Daniel had once claimed, which I remember clearly, that if i don't change my mindset of this emo-ness, my life will be tough. I heed to it and for a period of time I strove to change, be optimistic, expecting to get a good friend around here. Just one that wouldn't judge me for how many marks I get, how clever I am, how ugly and fat I look. Just one in whom I can have faith. But that's proved to be useless now. Maybe the first six months of being engrossed in my world of emo-ness simply put me in the current karma.

I am surrounded by people of ingenuity, but can I be a genuine friend to them? I have an answer, and yet I don't.

Sunday, February 1, 2009

The Masquerade and the Mirror

Daniel's blog header rang something in my head.

''We live Our Life Through Many Phases and Also Faces.''

Daniel, I hope its not copyrighted. Ha ha.

Well, I quoted this, partly because I like the assonance in that header, and what counterparts it, in my opinion, would be the last word that drove me into writing this post today.

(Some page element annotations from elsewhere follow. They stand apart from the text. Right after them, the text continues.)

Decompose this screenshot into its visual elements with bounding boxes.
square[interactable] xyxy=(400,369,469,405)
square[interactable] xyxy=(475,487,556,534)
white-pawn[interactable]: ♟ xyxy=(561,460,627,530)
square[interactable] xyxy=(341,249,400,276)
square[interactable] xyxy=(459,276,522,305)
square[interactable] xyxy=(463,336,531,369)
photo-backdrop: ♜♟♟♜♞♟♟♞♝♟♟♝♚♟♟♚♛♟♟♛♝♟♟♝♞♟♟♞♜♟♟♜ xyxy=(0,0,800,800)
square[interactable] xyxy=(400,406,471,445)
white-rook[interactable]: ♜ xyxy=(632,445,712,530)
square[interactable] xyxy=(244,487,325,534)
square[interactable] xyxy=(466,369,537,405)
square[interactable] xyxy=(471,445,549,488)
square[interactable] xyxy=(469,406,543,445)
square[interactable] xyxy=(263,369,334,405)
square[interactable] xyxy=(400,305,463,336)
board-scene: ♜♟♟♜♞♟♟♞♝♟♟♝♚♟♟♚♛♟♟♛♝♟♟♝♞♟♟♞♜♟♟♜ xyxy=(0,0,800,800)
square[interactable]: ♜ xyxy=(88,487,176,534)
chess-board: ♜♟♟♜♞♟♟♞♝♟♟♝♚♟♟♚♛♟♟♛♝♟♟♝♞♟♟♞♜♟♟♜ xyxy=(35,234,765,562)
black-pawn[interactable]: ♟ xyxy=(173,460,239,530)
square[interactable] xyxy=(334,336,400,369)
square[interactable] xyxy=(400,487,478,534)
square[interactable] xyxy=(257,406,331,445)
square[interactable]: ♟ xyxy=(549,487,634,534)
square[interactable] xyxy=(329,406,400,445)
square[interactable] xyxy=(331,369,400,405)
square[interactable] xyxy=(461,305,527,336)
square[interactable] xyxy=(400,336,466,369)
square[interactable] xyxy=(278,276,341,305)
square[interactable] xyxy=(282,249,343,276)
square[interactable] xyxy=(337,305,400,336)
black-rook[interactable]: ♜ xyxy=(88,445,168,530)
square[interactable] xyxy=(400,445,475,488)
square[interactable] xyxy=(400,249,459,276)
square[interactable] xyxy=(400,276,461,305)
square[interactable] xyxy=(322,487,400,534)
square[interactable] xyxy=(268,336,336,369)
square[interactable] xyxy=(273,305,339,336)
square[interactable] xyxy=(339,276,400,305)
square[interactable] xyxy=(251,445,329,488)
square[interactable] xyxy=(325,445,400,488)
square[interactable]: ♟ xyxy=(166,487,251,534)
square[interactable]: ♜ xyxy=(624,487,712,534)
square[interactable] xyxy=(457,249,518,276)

During my high-school year, I took part in the school drama team. It was actually established the year I first entered secondary school, and during the five-year time It had quite a glorious winning records, though. Well, I'm not going to talk about the team itself, but the other opponent teams I met during the drama competition. I had this notion, when first enrolled in drama, that the plays would mostly be revolving around fairytale like sappy damsel-in-distress cliches and a lot of props and backdrops. However, to my utmost surprise, the issues portrayed by the drama teams were much more real, solemn and reflective. One of which was 'The Masquerade'. The play started out as three friends tried to conceal their own secrets from each other, but ended up with revelation of truth and how they tried to cope up with their problems. The drama title was a witty one, figuratively it meant that the main characters were wearing masks, masked from the truth and yet they were friends. Sarcastic indeed.

Daniel's header is quite understandable for everyone. It is very true, isn't it? Our entity seems to get nebulous from time to time: we are different people to different people. Our personality become so volatile that it seems so impossible to be true to ourselves. But, why?

Because this is the reality.

It's hypocritical to claim that one is always the same all the time. I'd say life has taught us to hold different perspectives at different things because this world is ever-changing. We are in an ever-changing dimension. From the minuscule passing of a second to the alternation of night and day, changes are cumulative. That's why we become different person, better or worse, because changes are transitional. The very nature of changing is so irresistible that we start to wonder:


Masquerade or Mirror?

We are the masquerades, ostentatious in order to disguise our insecurity.
People around us, on the other hand, are the mirrors, the agent to whom we can normally compare ourselves. Everyone is a walking mirror, reflecting different things in different phases of life. This reasons for the fact that we learn and acquire knowledge from time to time. This reasons for our changes. It is us who put on the masquerades to refuse people from looking through us. An instinctive reaction to ease our insecurity. So, where do we find the middle line? Are we to feign smiles all the times but licking our wound in a corner when nobody's around? Or lose ourself from taling blinding behind people? In fact, I don't know. Everyone has their own notion, and thus the assumed middle line is subjective.

So, Masquerade and Mirror are inevitable in our life. Learn to live and adjust ourselves to it, and life'd be much more simple and easy-going.